1) T = F * R = µ * N * R where R is the effective friction radius.

Now, in a clutch such as an automotive clutch, the driven plate is sandwiched between the flywheel and the spring loaded driving plate. There is friction material on both sides of the driven plate, both of which are loaded by the driving plate, so the equation becomes:

2) T = n * µ * N * R where n is the number of friction faces, in this case 2, making the equation:

3) T = 2 * µ * N * R

If there are multiple driven plates on a common splined output shaft sandwiched between multiple driving plates driven from a common housing, all loaded by the one set of springs, equation 2) applies.

Multi disc clutches are commonly used to transmit large torque loads in a confined space. Because heat dissipation is a problem they are often enclosed in an oil bath. The resulting reduced value of µ is more than compensated for by the greater torque capacity.

You might have been able to greatly reduce the size of your 50,000 ft lb brake with a multi disc design, although it might have caught fire if it ran too long.

Jeff

 

[EdDanzer]

What book did you find that calculation in? The 50,000 ft lbs brake is a multiple disk and runs at 2,000 psi. The formula I posted is what was we used to determine pressure at a given coefficient of friction, this is the same in 4 different books. We used aluminum bronze against 4150 with oil fill. This brake package is 10” dia., and 5” long. Some of the design problems were transmitting the torque from the plates to the housing. We tested the torque and were with in 5% of calculated and has worked very well. What I will stand by is the number of disks has very little effect on torque, only µ and pressure.

 

[unclesyd]

In line with the post by Barry1961

I think you could use a toggle or over center coupling/clamp to grab the outside edges of the mating surfaces. You might put a little taper on each half to made the clamp much more effective.
There are several types used in vacuum service and can be found in any alloy.
I have an SS one for 3" SS pipe that uses a wing nut instead of a toggle. This one clamps with a rubber friction ring inside the metal clamping part that grabs the pipe, it will slip. Once clamped you will collapse a Sch 10 pipe before it slips. It only has a part number and I have no idea who made it.

This is just one type
Take a look at the toggle coupling in the middle of the page

http://www.intercast.au.com/cast_standards.php

Worst comes to worst you could make one.

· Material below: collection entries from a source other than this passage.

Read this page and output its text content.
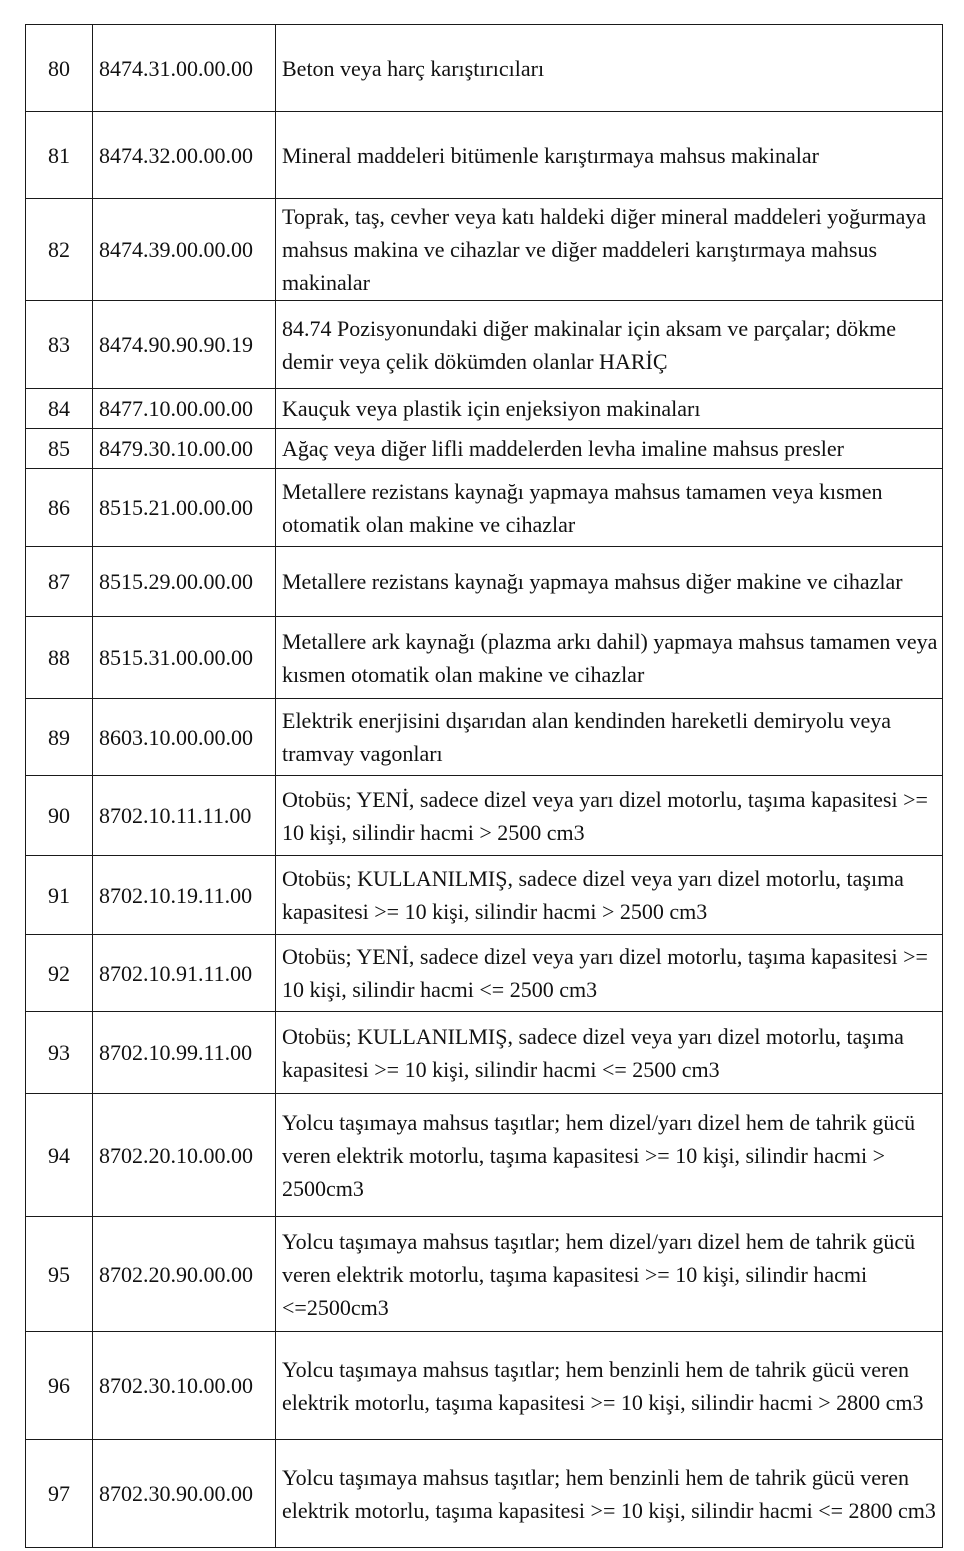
80	8474.31.00.00.00	Beton veya harç karıştırıcıları
81	8474.32.00.00.00	Mineral maddeleri bitümenle karıştırmaya mahsus makinalar
82	8474.39.00.00.00	Toprak, taş, cevher veya katı haldeki diğer mineral maddeleri yoğurmaya mahsus makina ve cihazlar ve diğer maddeleri karıştırmaya mahsus makinalar
83	8474.90.90.90.19	84.74 Pozisyonundaki diğer makinalar için aksam ve parçalar; dökme demir veya çelik dökümden olanlar HARİÇ
84	8477.10.00.00.00	Kauçuk veya plastik için enjeksiyon makinaları
85	8479.30.10.00.00	Ağaç veya diğer lifli maddelerden levha imaline mahsus presler
86	8515.21.00.00.00	Metallere rezistans kaynağı yapmaya mahsus tamamen veya kısmen otomatik olan makine ve cihazlar
87	8515.29.00.00.00	Metallere rezistans kaynağı yapmaya mahsus diğer makine ve cihazlar
88	8515.31.00.00.00	Metallere ark kaynağı (plazma arkı dahil) yapmaya mahsus tamamen veya kısmen otomatik olan makine ve cihazlar
89	8603.10.00.00.00	Elektrik enerjisini dışarıdan alan kendinden hareketli demiryolu veya tramvay vagonları
90	8702.10.11.11.00	Otobüs; YENİ, sadece dizel veya yarı dizel motorlu, taşıma kapasitesi >= 10 kişi, silindir hacmi > 2500 cm3
91	8702.10.19.11.00	Otobüs; KULLANILMIŞ, sadece dizel veya yarı dizel motorlu, taşıma kapasitesi >= 10 kişi, silindir hacmi > 2500 cm3
92	8702.10.91.11.00	Otobüs; YENİ, sadece dizel veya yarı dizel motorlu, taşıma kapasitesi >= 10 kişi, silindir hacmi <= 2500 cm3
93	8702.10.99.11.00	Otobüs; KULLANILMIŞ, sadece dizel veya yarı dizel motorlu, taşıma kapasitesi >= 10 kişi, silindir hacmi <= 2500 cm3
94	8702.20.10.00.00	Yolcu taşımaya mahsus taşıtlar; hem dizel/yarı dizel hem de tahrik gücü veren elektrik motorlu, taşıma kapasitesi >= 10 kişi, silindir hacmi > 2500cm3
95	8702.20.90.00.00	Yolcu taşımaya mahsus taşıtlar; hem dizel/yarı dizel hem de tahrik gücü veren elektrik motorlu, taşıma kapasitesi >= 10 kişi, silindir hacmi <=2500cm3
96	8702.30.10.00.00	Yolcu taşımaya mahsus taşıtlar; hem benzinli hem de tahrik gücü veren elektrik motorlu, taşıma kapasitesi >= 10 kişi, silindir hacmi > 2800 cm3
97	8702.30.90.00.00	Yolcu taşımaya mahsus taşıtlar; hem benzinli hem de tahrik gücü veren elektrik motorlu, taşıma kapasitesi >= 10 kişi, silindir hacmi <= 2800 cm3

There all types of things you could do with this clamp.
Taper the edges of the mating parts.
Make a taper fit male /female of the two components.

 

[tracetrimble]

I will second a couple ideas here, knurling and hardening one face, or using a sanitary Tri-Clover style clamp around the outside. The clamp would be a lot less trouble to try first.

 

[tracetrimble]

Also, tapering the OD of the round plates to match the clamp would be a very good idea.